Proxy request sent, awaiting response...
  HTTP/1.1 200 OK
  Content-Length: 706
  ETag: "1349976945.13-2193"
  Date: Thu, 06 Nov 2014 16:39:51 GMT
  Last-Modified: Thu, 11 Oct 2012 17:35:45 GMT
  Expires: Wed, 04 Nov 2015 21:59:31 GMT
  Cache-Control: public, max-age=31382380
  Content-Type: application/x-javascript
  Age: 143
  Connection: keep-alive
Length: 706 [application/x-javascript]
Saving to: ‘header.js.1’

2014-11-06 17:42:14 (42,9 MB/s) - ‘header.js.1’ saved [706/706]

% http_proxy= wget http://a.fsdn.com/allura/nf/1415138103/_ew_/theme/sftheme/js/sftheme/header.js -S
--2014-11-06 17:42:36--  http://a.fsdn.com/allura/nf/1415138103/_ew_/theme/sftheme/js/sftheme/header.js
Resolving a.fsdn.com (a.fsdn.com)... 23.63.115.172
Connecting to a.fsdn.com (a.fsdn.com)|23.63.115.172|:80... connected.
HTTP request sent, awaiting response...
  HTTP/1.1 200 OK
  Server: nginx
  Content-Type: application/x-javascript
  Access-Control-Allow-Origin: *
  ETag: "1360348568.16-2193"
  Last-Modified: Fri, 08 Feb 2013 18:36:08 GMT
  X-Frame-Options: SAMEORIGIN
  Cache-Control: public, max-age=31382270
  Expires: Wed, 04 Nov 2015 22:00:26 GMT
  Date: Thu, 06 Nov 2014 16:42:36 GMT
  Content-Length: 2193
  Connection: keep-alive
Length: 2193 (2,1K) [application/x-javascript]
Saving to: ‘header.js.2’

% file header.js.*
header.js.1: gzip compressed data, from FAT filesystem (MS-DOS, OS/2, NT)
header.js.2: ASCII text

The file in polipo's disk cache (a.fsdn.com/+pdEifTwTC6+549yOVD+3g==) looks as follows:

HTTP/1.1 200 OK
Content-Length: 706
ETag: "1349976945.13-2193"
Date: Thu, 06 Nov 2014 16:39:51 GMT
Last-Modified: Thu, 11 Oct 2012 17:35:45 GMT
Expires: Wed, 04 Nov 2015 21:59:31 GMT
Cache-Control: public, max-age=31382380
Content-Type: application/x-javascript
X-Polipo-Location: http://a.fsdn.com/allura/nf/1415138103/_ew_/theme/sftheme/js/sftheme/header.js
X-Polipo-Access: Thu, 06 Nov 2014 16:42:14 GMT

^_<8B>^H^@^@^@^@^@^@^@<9D…

See issue #43 for more investigation into this particular resource.

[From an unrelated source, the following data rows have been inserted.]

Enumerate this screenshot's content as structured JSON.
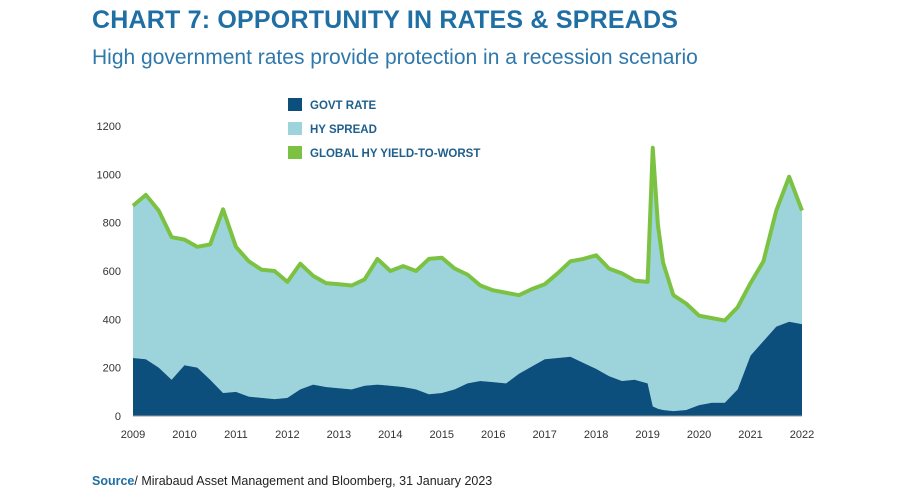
{
  "header": {
    "title": "CHART 7: OPPORTUNITY IN RATES & SPREADS",
    "subtitle": "High government rates provide protection in a recession scenario"
  },
  "footer": {
    "source_label": "Source",
    "source_text": "/ Mirabaud Asset Management and Bloomberg, 31 January 2023"
  },
  "colors": {
    "govt_rate": "#0d4f7c",
    "hy_spread": "#9dd4dc",
    "ytw": "#7cc242"
  },
  "chart_data": {
    "type": "area",
    "title": "CHART 7: OPPORTUNITY IN RATES & SPREADS",
    "subtitle": "High government rates provide protection in a recession scenario",
    "xlabel": "",
    "ylabel": "",
    "ylim": [
      0,
      1200
    ],
    "xlim": [
      2009,
      2022
    ],
    "grid": false,
    "legend_position": "top-center",
    "x_ticks": [
      "2009",
      "2010",
      "2011",
      "2012",
      "2013",
      "2014",
      "2015",
      "2016",
      "2017",
      "2018",
      "2019",
      "2020",
      "2021",
      "2022"
    ],
    "y_ticks": [
      "0",
      "200",
      "400",
      "600",
      "800",
      "1000",
      "1200"
    ],
    "x": [
      2009.0,
      2009.25,
      2009.5,
      2009.75,
      2010.0,
      2010.25,
      2010.5,
      2010.75,
      2011.0,
      2011.25,
      2011.5,
      2011.75,
      2012.0,
      2012.25,
      2012.5,
      2012.75,
      2013.0,
      2013.25,
      2013.5,
      2013.75,
      2014.0,
      2014.25,
      2014.5,
      2014.75,
      2015.0,
      2015.25,
      2015.5,
      2015.75,
      2016.0,
      2016.25,
      2016.5,
      2016.75,
      2017.0,
      2017.25,
      2017.5,
      2017.75,
      2018.0,
      2018.25,
      2018.5,
      2018.75,
      2019.0,
      2019.1,
      2019.2,
      2019.3,
      2019.5,
      2019.75,
      2020.0,
      2020.25,
      2020.5,
      2020.75,
      2021.0,
      2021.25,
      2021.5,
      2021.75,
      2022.0
    ],
    "series": [
      {
        "name": "GOVT RATE",
        "stacked": true,
        "values": [
          240,
          235,
          200,
          150,
          210,
          200,
          150,
          95,
          100,
          80,
          75,
          70,
          75,
          110,
          130,
          120,
          115,
          110,
          125,
          130,
          125,
          120,
          110,
          90,
          95,
          110,
          135,
          145,
          140,
          135,
          175,
          205,
          235,
          240,
          245,
          220,
          195,
          165,
          145,
          150,
          135,
          40,
          30,
          25,
          20,
          25,
          45,
          55,
          55,
          110,
          250,
          310,
          370,
          390,
          380
        ]
      },
      {
        "name": "HY SPREAD",
        "stacked": true,
        "values": [
          630,
          680,
          650,
          590,
          520,
          500,
          560,
          760,
          600,
          560,
          530,
          530,
          480,
          520,
          450,
          430,
          430,
          430,
          440,
          520,
          475,
          500,
          490,
          560,
          560,
          500,
          450,
          395,
          380,
          375,
          325,
          320,
          310,
          350,
          395,
          430,
          470,
          445,
          445,
          410,
          420,
          1070,
          760,
          610,
          480,
          440,
          370,
          350,
          340,
          340,
          300,
          330,
          480,
          600,
          470
        ]
      },
      {
        "name": "GLOBAL HY YIELD-TO-WORST",
        "type": "line",
        "values": [
          870,
          915,
          850,
          740,
          730,
          700,
          710,
          855,
          700,
          640,
          605,
          600,
          555,
          630,
          580,
          550,
          545,
          540,
          565,
          650,
          600,
          620,
          600,
          650,
          655,
          610,
          585,
          540,
          520,
          510,
          500,
          525,
          545,
          590,
          640,
          650,
          665,
          610,
          590,
          560,
          555,
          1110,
          790,
          635,
          500,
          465,
          415,
          405,
          395,
          450,
          550,
          640,
          850,
          990,
          850
        ]
      }
    ]
  }
}
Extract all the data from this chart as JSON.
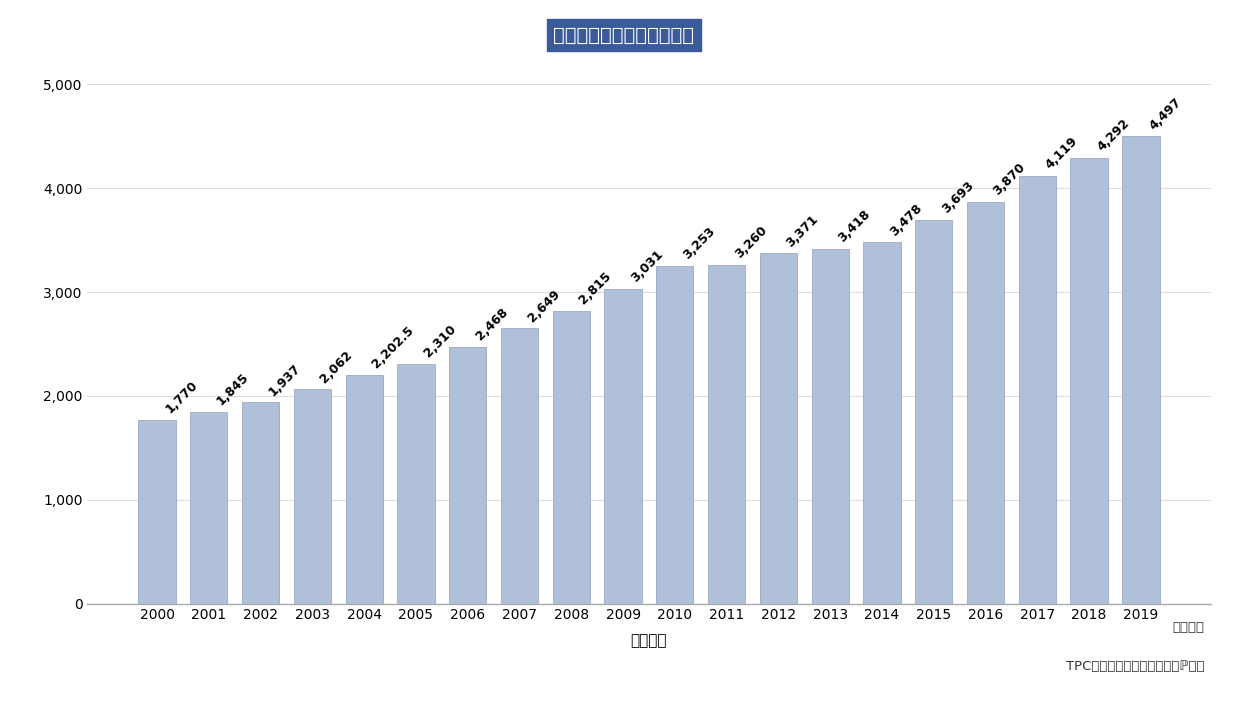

I am using polipo from Git (@e40fbbe7).

Could this be causes by pipelining or something similar, where polipo receives the content gzipped, although it's not when requested alone?!

jech commented 9 years ago

This looks like a server bug — the resource is marked as cachable and there's no Vary header.